The flora of Périgord in South-West France is abundant and diverse. In this blog you can find, in pictures, brief encounters with several hundreds of wild flowers and plants as they grow here in French Perigord. Following the seasons other species are added. An index of scientific and English names you find below on the right.

Corine Oosterlee is a botanist and photographer and she offers guided Botanical Walks and other activities around plants and vegetation in nature in Perigord. Do you want to know more? On www.baladebotanique.fr you can find more information. For Corine's photography see www.corineoosterlee.com. Both websites also in English.

Enjoy!




December 28, 2011

Common Tamarisk-moss


Winter is the time to look for mosses, now they show their beauty. For most of them you need a magnifying glass, but this one is rather large. The leaves of the Common Tamarisk-moss (Thuidium tamariscinum) are several centimeters long and are easy to recognize. They are flattened, and look like miniature fern fronds.
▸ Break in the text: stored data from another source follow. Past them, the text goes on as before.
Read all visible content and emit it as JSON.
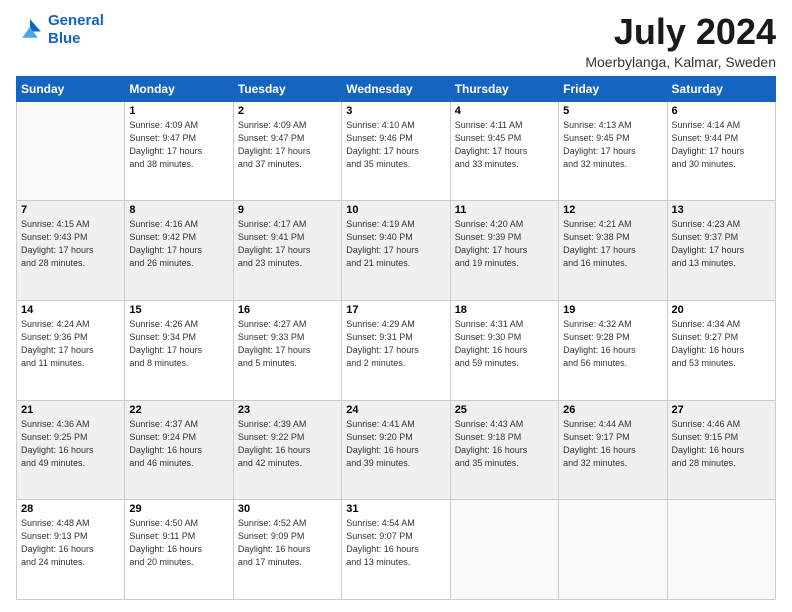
{
  "logo": {
    "line1": "General",
    "line2": "Blue"
  },
  "header": {
    "month": "July 2024",
    "location": "Moerbylanga, Kalmar, Sweden"
  },
  "days_of_week": [
    "Sunday",
    "Monday",
    "Tuesday",
    "Wednesday",
    "Thursday",
    "Friday",
    "Saturday"
  ],
  "weeks": [
    [
      {
        "day": "",
        "info": ""
      },
      {
        "day": "1",
        "info": "Sunrise: 4:09 AM\nSunset: 9:47 PM\nDaylight: 17 hours\nand 38 minutes."
      },
      {
        "day": "2",
        "info": "Sunrise: 4:09 AM\nSunset: 9:47 PM\nDaylight: 17 hours\nand 37 minutes."
      },
      {
        "day": "3",
        "info": "Sunrise: 4:10 AM\nSunset: 9:46 PM\nDaylight: 17 hours\nand 35 minutes."
      },
      {
        "day": "4",
        "info": "Sunrise: 4:11 AM\nSunset: 9:45 PM\nDaylight: 17 hours\nand 33 minutes."
      },
      {
        "day": "5",
        "info": "Sunrise: 4:13 AM\nSunset: 9:45 PM\nDaylight: 17 hours\nand 32 minutes."
      },
      {
        "day": "6",
        "info": "Sunrise: 4:14 AM\nSunset: 9:44 PM\nDaylight: 17 hours\nand 30 minutes."
      }
    ],
    [
      {
        "day": "7",
        "info": "Sunrise: 4:15 AM\nSunset: 9:43 PM\nDaylight: 17 hours\nand 28 minutes."
      },
      {
        "day": "8",
        "info": "Sunrise: 4:16 AM\nSunset: 9:42 PM\nDaylight: 17 hours\nand 26 minutes."
      },
      {
        "day": "9",
        "info": "Sunrise: 4:17 AM\nSunset: 9:41 PM\nDaylight: 17 hours\nand 23 minutes."
      },
      {
        "day": "10",
        "info": "Sunrise: 4:19 AM\nSunset: 9:40 PM\nDaylight: 17 hours\nand 21 minutes."
      },
      {
        "day": "11",
        "info": "Sunrise: 4:20 AM\nSunset: 9:39 PM\nDaylight: 17 hours\nand 19 minutes."
      },
      {
        "day": "12",
        "info": "Sunrise: 4:21 AM\nSunset: 9:38 PM\nDaylight: 17 hours\nand 16 minutes."
      },
      {
        "day": "13",
        "info": "Sunrise: 4:23 AM\nSunset: 9:37 PM\nDaylight: 17 hours\nand 13 minutes."
      }
    ],
    [
      {
        "day": "14",
        "info": "Sunrise: 4:24 AM\nSunset: 9:36 PM\nDaylight: 17 hours\nand 11 minutes."
      },
      {
        "day": "15",
        "info": "Sunrise: 4:26 AM\nSunset: 9:34 PM\nDaylight: 17 hours\nand 8 minutes."
      },
      {
        "day": "16",
        "info": "Sunrise: 4:27 AM\nSunset: 9:33 PM\nDaylight: 17 hours\nand 5 minutes."
      },
      {
        "day": "17",
        "info": "Sunrise: 4:29 AM\nSunset: 9:31 PM\nDaylight: 17 hours\nand 2 minutes."
      },
      {
        "day": "18",
        "info": "Sunrise: 4:31 AM\nSunset: 9:30 PM\nDaylight: 16 hours\nand 59 minutes."
      },
      {
        "day": "19",
        "info": "Sunrise: 4:32 AM\nSunset: 9:28 PM\nDaylight: 16 hours\nand 56 minutes."
      },
      {
        "day": "20",
        "info": "Sunrise: 4:34 AM\nSunset: 9:27 PM\nDaylight: 16 hours\nand 53 minutes."
      }
    ],
    [
      {
        "day": "21",
        "info": "Sunrise: 4:36 AM\nSunset: 9:25 PM\nDaylight: 16 hours\nand 49 minutes."
      },
      {
        "day": "22",
        "info": "Sunrise: 4:37 AM\nSunset: 9:24 PM\nDaylight: 16 hours\nand 46 minutes."
      },
      {
        "day": "23",
        "info": "Sunrise: 4:39 AM\nSunset: 9:22 PM\nDaylight: 16 hours\nand 42 minutes."
      },
      {
        "day": "24",
        "info": "Sunrise: 4:41 AM\nSunset: 9:20 PM\nDaylight: 16 hours\nand 39 minutes."
      },
      {
        "day": "25",
        "info": "Sunrise: 4:43 AM\nSunset: 9:18 PM\nDaylight: 16 hours\nand 35 minutes."
      },
      {
        "day": "26",
        "info": "Sunrise: 4:44 AM\nSunset: 9:17 PM\nDaylight: 16 hours\nand 32 minutes."
      },
      {
        "day": "27",
        "info": "Sunrise: 4:46 AM\nSunset: 9:15 PM\nDaylight: 16 hours\nand 28 minutes."
      }
    ],
    [
      {
        "day": "28",
        "info": "Sunrise: 4:48 AM\nSunset: 9:13 PM\nDaylight: 16 hours\nand 24 minutes."
      },
      {
        "day": "29",
        "info": "Sunrise: 4:50 AM\nSunset: 9:11 PM\nDaylight: 16 hours\nand 20 minutes."
      },
      {
        "day": "30",
        "info": "Sunrise: 4:52 AM\nSunset: 9:09 PM\nDaylight: 16 hours\nand 17 minutes."
      },
      {
        "day": "31",
        "info": "Sunrise: 4:54 AM\nSunset: 9:07 PM\nDaylight: 16 hours\nand 13 minutes."
      },
      {
        "day": "",
        "info": ""
      },
      {
        "day": "",
        "info": ""
      },
      {
        "day": "",
        "info": ""
      }
    ]
  ]
}
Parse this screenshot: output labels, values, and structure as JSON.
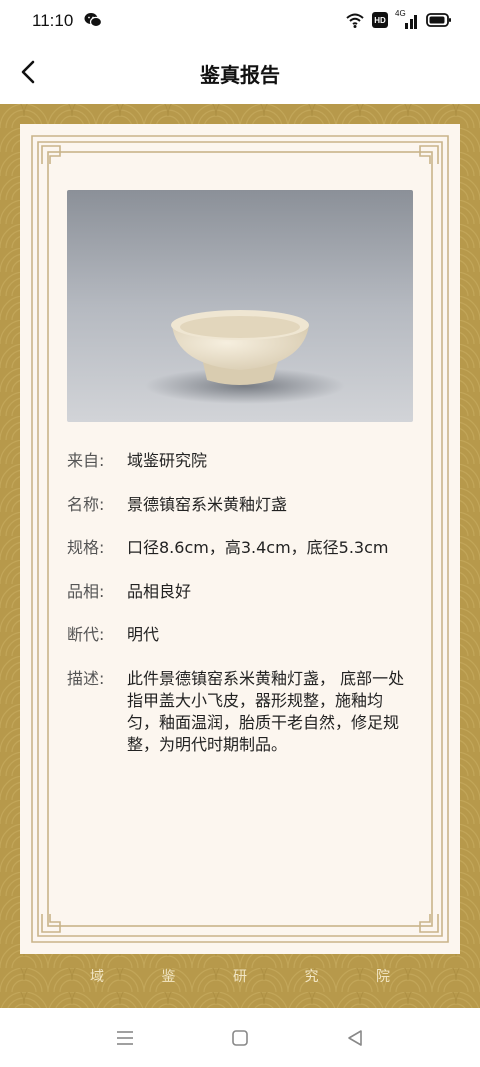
{
  "status_bar": {
    "time": "11:10",
    "icons": [
      "wechat-icon",
      "wifi-icon",
      "hd-icon",
      "4g-signal-icon",
      "battery-icon"
    ],
    "hd_label": "HD",
    "network_label": "4G"
  },
  "header": {
    "title": "鉴真报告",
    "back_icon": "chevron-left-icon"
  },
  "report": {
    "image_alt": "景德镇窑系米黄釉灯盏",
    "fields": [
      {
        "label": "来自:",
        "value": "域鉴研究院"
      },
      {
        "label": "名称:",
        "value": "景德镇窑系米黄釉灯盏"
      },
      {
        "label": "规格:",
        "value": "口径8.6cm，高3.4cm，底径5.3cm"
      },
      {
        "label": "品相:",
        "value": "品相良好"
      },
      {
        "label": "断代:",
        "value": "明代"
      },
      {
        "label": "描述:",
        "value": "此件景德镇窑系米黄釉灯盏， 底部一处指甲盖大小飞皮，器形规整，施釉均匀，釉面温润，胎质干老自然，修足规整，为明代时期制品。"
      }
    ]
  },
  "footer_brand": [
    "域",
    "鉴",
    "研",
    "究",
    "院"
  ],
  "colors": {
    "frame_gold": "#b7994b",
    "paper": "#fcf6ef",
    "border_line": "#c9b48a"
  },
  "nav_bar": {
    "icons": [
      "menu-icon",
      "home-square-icon",
      "back-triangle-icon"
    ]
  }
}
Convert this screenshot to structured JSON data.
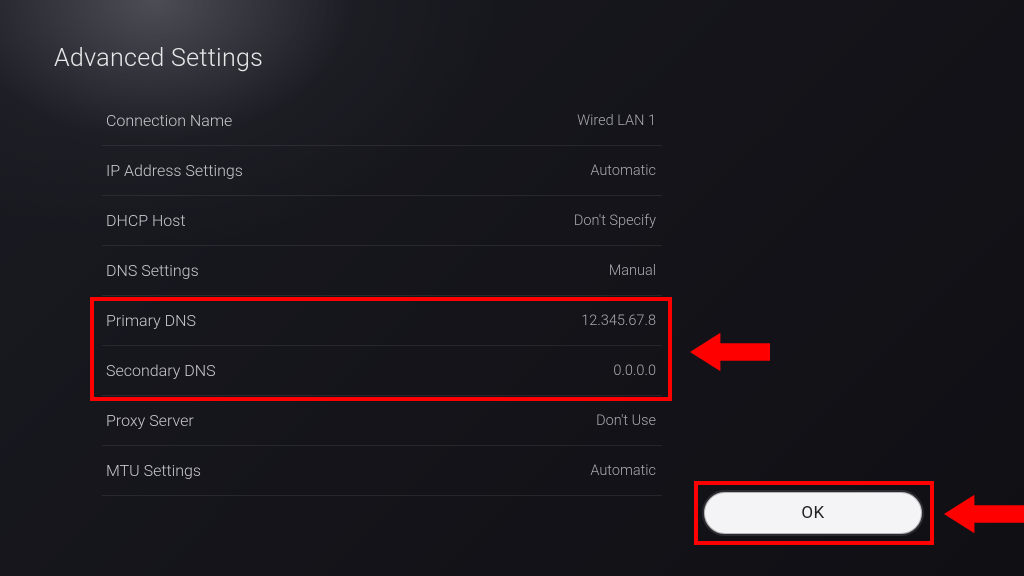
{
  "title": "Advanced Settings",
  "rows": [
    {
      "label": "Connection Name",
      "value": "Wired LAN 1"
    },
    {
      "label": "IP Address Settings",
      "value": "Automatic"
    },
    {
      "label": "DHCP Host",
      "value": "Don't Specify"
    },
    {
      "label": "DNS Settings",
      "value": "Manual"
    },
    {
      "label": "Primary DNS",
      "value": "12.345.67.8"
    },
    {
      "label": "Secondary DNS",
      "value": "0.0.0.0"
    },
    {
      "label": "Proxy Server",
      "value": "Don't Use"
    },
    {
      "label": "MTU Settings",
      "value": "Automatic"
    }
  ],
  "ok_label": "OK",
  "annotations": {
    "highlight_color": "#ff0000"
  }
}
December hoarfrost gives everything that covers the wood floor, mosses and also the leaves of English Yvy (Hedera helix) a distinctive silver rim.


November 26, 2011

Wild Service Tree


The Wild Service Tree (Sorbus torminalis) is a small rather unassuming tree which goes unnoticed amidst the oaks and hornbeams that surround it. Often it is so much in the shade of other deciduous trees it does not even make fruits. But it can live without producing brown berries: from the roots new shoots find their way up.



Only at this time of the year you notice it is not a very rare species, when it shows its splendid golden-brown autumn colour.


Daisy Fleabane


An American feeling at home here. In November, it still has a flower left among the old empty flower heads. The Daisy Fleabane (Erigeron annuus) grows in uncultivated areas and waste lands and flowers from summer until winter really begins.






November 7, 2011

Traveler's Joy


It climbs trees, hedgerows and steep rocks, and its long creepers fall down like curtains. At this time of the year its leaves are turning from green to yellow and white.



Traveler's Joy (Clematis vitalba) does not get its name because of its beautiful flowers. Where cultivated Clematises have brightly colored petals, those of Traveler's joy are small and pale green.

But in winter it shows fluffy white balls that stay on until the first snow covers them.










Like in other Ranunculaceae, in each flower several tiny oval seeds develop, and each seed ends in a long white protrusion. When the seed is ripe long white hairs make the fruit look fat and fluffy.



October 23, 2011

Grape-Vine


Among the fallen leaves of big trees a pinkish red one...























Look upwards. Contrasting with the yellow autumn leaves, high up in a fifty year old tree, there are more.


Once upon a time somebody had a vineyard here, and since then the trees have grown, and the long creepers of the Vine (Vitis vinifera) went up with them. Maybe there are even grapes for the birds ...


August 23, 2011

Small scabious


Thousands of lilac flowers on thin stems about forty centimeter high move in the wind. At the end of summer the Small scabious (Scabiosa columbaria) flowers in meadows and at roadsides.























After flowering each flowerhead changes into a tiny hedgehog. Each seed has five black thorns and a papery collar.



August 20, 2011

Herb robert


Robert Herb (Geranium robertianum) has small pink flowers you can find from early spring to late autumn in shadowy places along footpaths, among stones and in woods.























Its leaves are as long as wide and have a typical not completely nice smell if you rub them between your fingers. Often they are tinged with red.















The fruits have the form of a stork's bill. When the seeds are ripening, the bill dries out and releases the seeds hidden at its base.